‘Reparations Happy Hour’ Invites White People to Pay for Drinks

click to enlarge ‘Reparations Happy Hour’ Invites White People to Pay for Drinks
Cameron Whitten via The New York Times
In an undated photo provided by the event organizer, Adia Gibbs, left, and Tina Valeria at a “Reparations Happy Hour” held in Portland, Ore. Organizers invited black, brown and indigenous people to a bar and handed them $10 bills a small but symbolic gift funded mostly by white people, who were asked not to attend.

By DANIEL VICTOR
© 2018 New York Times News Service

In Portland, Oregon, organizers of the “Reparations Happy Hour” invited black, brown and indigenous people to a bar and handed them $10 bills as they arrived, a small but symbolic gift mostly funded by white people who were asked not to attend.

Brown Hope, a local activist organization, wanted the event, which was held Monday, to be a space for people of color in a mostly white city to meet one another, discuss policy issues and plan potential action.

While it was far from the full-scale reparations sought by some as penance for the horrors of slavery and continuing racial injustice, Cameron Whitten, the 27-year-old activist who organized the event, said there was one similarity: It made attendees feel as if their pain were valued and understood.

“It was only $10, but when I saw them I saw their eyes light up,” he said. “What I saw there was that people felt like they were finally seen.”

Whitten said he hoped the event, in addition to building community, would call attention to reparations — the concept that black people should be financially compensated for the generations of trauma that preceded them.
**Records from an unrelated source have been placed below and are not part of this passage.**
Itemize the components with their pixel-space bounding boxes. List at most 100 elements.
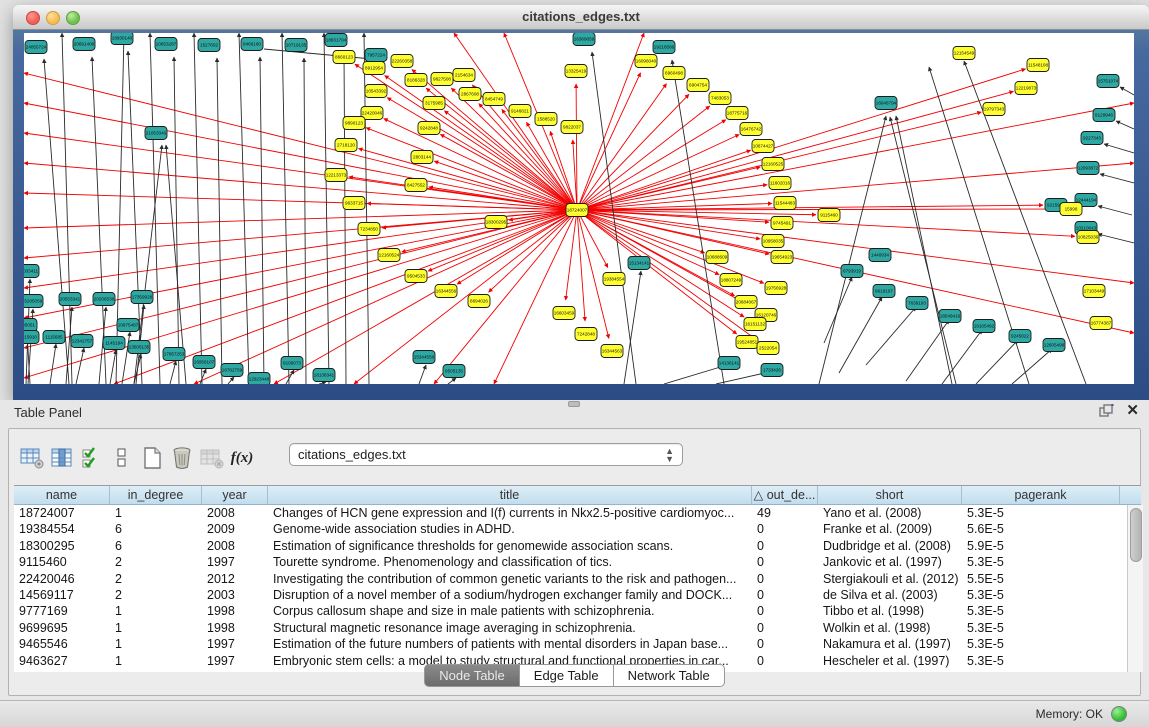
graph-node[interactable]: 8454749 <box>483 93 505 106</box>
graph-node[interactable]: 16344556 <box>435 285 457 298</box>
window-titlebar[interactable]: citations_edges.txt <box>13 5 1149 30</box>
graph-node[interactable]: 20206536 <box>93 293 115 306</box>
table-cell[interactable]: 9699695 <box>14 620 110 636</box>
table-cell[interactable]: Estimation of significance thresholds fo… <box>268 538 752 554</box>
graph-node[interactable]: 18930140 <box>111 33 133 45</box>
table-cell[interactable]: 5.3E-5 <box>962 603 1120 619</box>
graph-node[interactable]: 9227343 <box>1081 132 1103 145</box>
graph-node[interactable]: 12154549 <box>953 47 975 60</box>
table-cell[interactable]: 18300295 <box>14 538 110 554</box>
graph-node[interactable]: 12605498 <box>1043 339 1065 352</box>
column-select-icon[interactable] <box>47 445 77 471</box>
graph-node[interactable]: 3915910 <box>24 331 39 344</box>
column-header-title[interactable]: title <box>268 486 752 504</box>
table-cell[interactable]: 1 <box>110 505 202 521</box>
graph-node[interactable]: 19797343 <box>983 103 1005 116</box>
graph-node[interactable]: 7483053 <box>709 92 731 105</box>
graph-node[interactable]: 11548108 <box>1027 59 1049 72</box>
table-cell[interactable]: 0 <box>752 538 818 554</box>
table-cell[interactable]: Changes of HCN gene expression and I(f) … <box>268 505 752 521</box>
graph-node[interactable]: 19033411 <box>24 265 39 278</box>
graph-node[interactable]: 12342757 <box>71 335 93 348</box>
graph-node[interactable]: 18724007 <box>566 204 588 217</box>
table-cell[interactable]: Franke et al. (2009) <box>818 521 962 537</box>
graph-node[interactable]: 3175985 <box>423 97 445 110</box>
graph-node[interactable]: 8186328 <box>405 74 427 87</box>
table-cell[interactable]: 1997 <box>202 636 268 652</box>
graph-node[interactable]: 24055724 <box>25 41 47 54</box>
table-cell[interactable]: Investigating the contribution of common… <box>268 571 752 587</box>
graph-node[interactable]: 10653287 <box>155 38 177 51</box>
graph-node[interactable]: 8466160 <box>241 38 263 51</box>
graph-node[interactable]: 20553341 <box>59 293 81 306</box>
graph-node[interactable]: 10688609 <box>706 251 728 264</box>
table-cell[interactable]: 9777169 <box>14 603 110 619</box>
graph-node[interactable]: 2154634 <box>453 69 475 82</box>
graph-node[interactable]: 16603459 <box>553 307 575 320</box>
graph-node[interactable]: 8912954 <box>363 62 385 75</box>
graph-node[interactable]: 18549416 <box>939 310 961 323</box>
new-table-icon[interactable] <box>137 445 167 471</box>
graph-node[interactable]: 18775716 <box>726 107 748 120</box>
graph-node[interactable]: 9505135 <box>443 365 465 378</box>
graph-node[interactable]: 17359928 <box>131 291 153 304</box>
table-cell[interactable]: 2003 <box>202 587 268 603</box>
graph-node[interactable]: 2718120 <box>335 139 357 152</box>
graph-node[interactable]: 16096040 <box>635 55 657 68</box>
graph-node[interactable]: 1115685 <box>43 331 65 344</box>
graph-node[interactable]: 18138341 <box>313 369 335 382</box>
tab-node-table[interactable]: Node Table <box>424 664 520 687</box>
graph-node[interactable]: 18300295 <box>485 216 507 229</box>
graph-node[interactable]: 9196073 <box>281 357 303 370</box>
graph-node[interactable]: 1435051 <box>24 319 37 332</box>
graph-node[interactable]: 8427552 <box>405 179 427 192</box>
graph-node[interactable]: 19756928 <box>765 282 787 295</box>
close-panel-icon[interactable]: ✕ <box>1126 403 1139 419</box>
graph-node[interactable]: 9242848 <box>418 122 440 135</box>
graph-node[interactable]: 16774387 <box>1090 317 1112 330</box>
graph-node[interactable]: 15134141 <box>628 257 650 270</box>
network-graph-canvas[interactable]: 2405572420691406189301401065328715276028… <box>24 33 1134 384</box>
graph-node[interactable]: 22260358 <box>391 55 413 68</box>
graph-node[interactable]: 9822037 <box>561 121 583 134</box>
graph-node[interactable]: 2867608 <box>459 88 481 101</box>
table-cell[interactable]: 2 <box>110 554 202 570</box>
graph-node[interactable]: 16344563 <box>601 345 623 358</box>
graph-node[interactable]: 18105492 <box>973 320 995 333</box>
graph-node[interactable]: 7242848 <box>575 328 597 341</box>
graph-node[interactable]: 6960498 <box>663 67 685 80</box>
graph-node[interactable]: 19218586 <box>653 41 675 54</box>
graph-node[interactable]: 17103449 <box>1083 285 1105 298</box>
graph-node[interactable]: 12160525 <box>762 158 784 171</box>
table-cell[interactable]: 2009 <box>202 521 268 537</box>
table-cell[interactable]: 2008 <box>202 538 268 554</box>
graph-node[interactable]: 16369059 <box>573 33 595 46</box>
table-cell[interactable]: Structural magnetic resonance image aver… <box>268 620 752 636</box>
graph-node[interactable]: 9633715 <box>343 197 365 210</box>
graph-node[interactable]: 10543392 <box>365 85 387 98</box>
table-cell[interactable]: 5.3E-5 <box>962 620 1120 636</box>
table-cell[interactable]: 1998 <box>202 620 268 636</box>
table-cell[interactable]: Estimation of the future numbers of pati… <box>268 636 752 652</box>
graph-node[interactable]: 1145194 <box>103 337 125 350</box>
graph-node[interactable]: 7234850 <box>358 223 380 236</box>
table-cell[interactable]: Disruption of a novel member of a sodium… <box>268 587 752 603</box>
column-header-name[interactable]: name <box>14 486 110 504</box>
table-row[interactable]: 969969511998Structural magnetic resonanc… <box>14 620 1141 636</box>
graph-node[interactable]: 16648794 <box>875 97 897 110</box>
graph-node[interactable]: 15998 <box>1060 203 1082 216</box>
vertical-scrollbar[interactable] <box>1127 505 1143 672</box>
graph-node[interactable]: 1733426 <box>761 364 783 377</box>
table-cell[interactable]: Corpus callosum shape and size in male p… <box>268 603 752 619</box>
graph-node[interactable]: 18831704 <box>325 34 347 47</box>
graph-node[interactable]: 18807249 <box>720 274 742 287</box>
graph-node[interactable]: 1588520 <box>535 113 557 126</box>
table-cell[interactable]: Genome-wide association studies in ADHD. <box>268 521 752 537</box>
table-cell[interactable]: Stergiakouli et al. (2012) <box>818 571 962 587</box>
table-cell[interactable]: 0 <box>752 603 818 619</box>
table-cell[interactable]: 0 <box>752 636 818 652</box>
table-cell[interactable]: Jankovic et al. (1997) <box>818 554 962 570</box>
table-options-icon[interactable] <box>17 445 47 471</box>
graph-node[interactable]: 17957253 <box>163 348 185 361</box>
table-cell[interactable]: 19384554 <box>14 521 110 537</box>
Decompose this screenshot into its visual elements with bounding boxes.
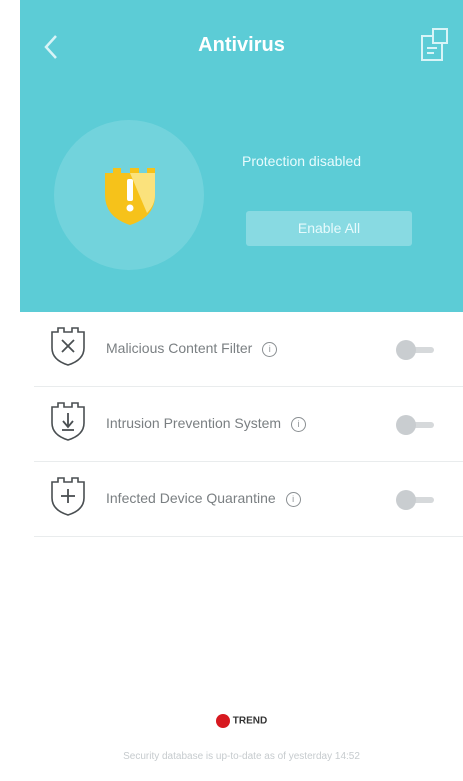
shield-warning-icon xyxy=(105,168,155,225)
feature-list: Malicious Content Filter i Intrusion Prev… xyxy=(20,312,463,537)
toggle-knob xyxy=(396,340,416,360)
info-icon[interactable]: i xyxy=(262,341,278,357)
feature-name: Intrusion Prevention System xyxy=(106,415,282,431)
feature-label: Malicious Content Filter i xyxy=(106,340,278,357)
toggle-knob xyxy=(396,415,416,435)
toggle-knob xyxy=(396,490,416,510)
feature-name: Infected Device Quarantine xyxy=(106,490,276,506)
back-button[interactable] xyxy=(38,30,66,64)
trend-micro-logo: TREND xyxy=(20,714,463,728)
list-item-intrusion-prevention-system: Intrusion Prevention System i xyxy=(34,387,463,462)
protection-status-circle xyxy=(54,120,204,270)
feature-name: Malicious Content Filter xyxy=(106,340,253,356)
brand-name: TREND xyxy=(232,715,268,727)
info-icon[interactable]: i xyxy=(291,416,307,432)
feature-label: Infected Device Quarantine i xyxy=(106,490,301,507)
antivirus-header: Antivirus Protection disabled Enable All xyxy=(20,0,463,312)
malicious-content-filter-toggle[interactable] xyxy=(396,340,436,360)
list-item-infected-device-quarantine: Infected Device Quarantine i xyxy=(34,462,463,537)
list-item-malicious-content-filter: Malicious Content Filter i xyxy=(34,312,463,387)
report-icon[interactable] xyxy=(419,26,451,66)
feature-label: Intrusion Prevention System i xyxy=(106,415,307,432)
intrusion-prevention-toggle[interactable] xyxy=(396,415,436,435)
shield-arrow-icon xyxy=(51,402,85,441)
infected-device-quarantine-toggle[interactable] xyxy=(396,490,436,510)
info-icon[interactable]: i xyxy=(285,491,301,507)
protection-status-text: Protection disabled xyxy=(242,153,362,169)
enable-all-button[interactable]: Enable All xyxy=(246,211,412,246)
shield-plus-icon xyxy=(51,477,85,516)
shield-x-icon xyxy=(51,327,85,366)
antivirus-screen: Antivirus Protection disabled Enable All xyxy=(20,0,463,781)
database-status-text: Security database is up-to-date as of ye… xyxy=(123,751,360,762)
page-title: Antivirus xyxy=(198,34,285,56)
trend-logo-icon xyxy=(215,714,230,728)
Anticipating some criticism, he said the event was not meant to diminish the seriousness of the reparations issue.

The subject has been the source of spirited debate but has not attracted widespread support. In 2016, an Exclusive Point Taken-Marist Poll found 68 percent of Americans were opposed to reparations, including 81 percent of white people. Among black people, 58 percent supported it and 35 percent were opposed.

Activists are pinning hopes on H.R. 40, a bill introduced in Congress in January 2017 that would study reparations proposals. Ron Daniels, the president of the Institute of the Black World 21st Century, a group that supports reparations, said they would be necessary for America to “fully heal itself.”